Step 1: Get out a half-gallon of fresh, raw, creamy milk from a source you trust-- grass fed and organic are not optional here.
Step 2: Gently heat the milk to between 101 and 118 degrees F. You don't want to go above 118 or else you will start killing the enzymes in the milk (thence kind of defeating the purpose of starting with raw milk, though of course it's still going to be better than most milk). The first time I did this I borrowed a friend's meat thermometer and stopped at precisely 110 degrees, noting how hot it felt on my pinky. Since then I guesstimate. It's about the right temp when you stick your finger in and it feels hot-- too hot to keep in for long but not so hot you scald yourself. The milk should not be boiling or frothing. I use a wooden spoon to stir it every so often. The milk heats up rather quickly.
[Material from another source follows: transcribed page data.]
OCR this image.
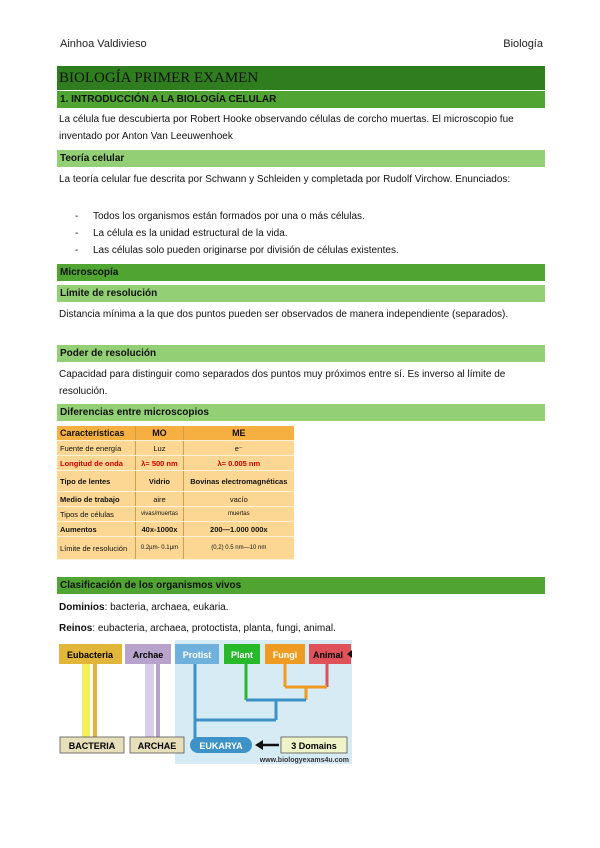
Ainhoa Valdivieso	Biología
BIOLOGÍA PRIMER EXAMEN
1. INTRODUCCIÓN A LA BIOLOGÍA CELULAR
La célula fue descubierta por Robert Hooke observando células de corcho muertas. El microscopio fue inventado por Anton Van Leeuwenhoek
Teoría celular
La teoría celular fue descrita por Schwann y Schleiden y completada por Rudolf Virchow. Enunciados:
- Todos los organismos están formados por una o más células.
- La célula es la unidad estructural de la vida.
- Las células solo pueden originarse por división de células existentes.
Microscopía
Límite de resolución
Distancia mínima a la que dos puntos pueden ser observados de manera independiente (separados).
Poder de resolución
Capacidad para distinguir como separados dos puntos muy próximos entre sí. Es inverso al límite de resolución.
Diferencias entre microscopios
Características	MO	ME
Fuente de energía	Luz	e⁻
Longitud de onda	λ= 500 nm	λ= 0.005 nm
Tipo de lentes	Vidrio	Bovinas electromagnéticas
Medio de trabajo	aire	vacío
Tipos de células	vivas/muertas	muertas
Aumentos	40x-1000x	200—1.000 000x
Límite de resolución	0.2µm- 0.1µm	(0,2) 0.5 nm—10 nm
Clasificación de los organismos vivos
Dominios: bacteria, archaea, eukaria.
Reinos: eubacteria, archaea, protoctista, planta, fungi, animal.
Eubacteria Archae Protist Plant Fungi Animal
BACTERIA ARCHAE	EUKARYA	3 Domains
www.biologyexams4u.com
Meanwhile, have your yogurt starter waiting in the bottom of the jars you'll use. Most sources recommend about 2 T of yogurt as a starter for a half gallon. I now guesstimate; a bit more or less doesn't seem to really make that much difference. You do want enough to jump start the fermentation, but not so much that it all turns to whey.
Optional Step 4- Thickening the Yogurt: I usually do this with half of the yogurt if it's too runny-- strain it through a coffee filter in a strainer over a glass bowl for a few hours. Keep the liquid (whey) and use it in smoothies, soaking grains, baking or as a probiotic supplement (it's tangy and not bad tasting). The yogurt remaining will be as thick and creamy as you want it to be. If you let it keep dripping then you'll end up with raw cream cheese (yum!!). I don't bother dripping the yogurt we use for smoothies since it gets slushed up anyway! :)
My favorite ways to enjoy yogurt are with just-fruit jam in it and a dusting of cinnamon, or with fresh or frozen berries, cinnamon, ginger and raw honey or Grade B maple syrup drizzled on it. Eowyn is quite a fan as well!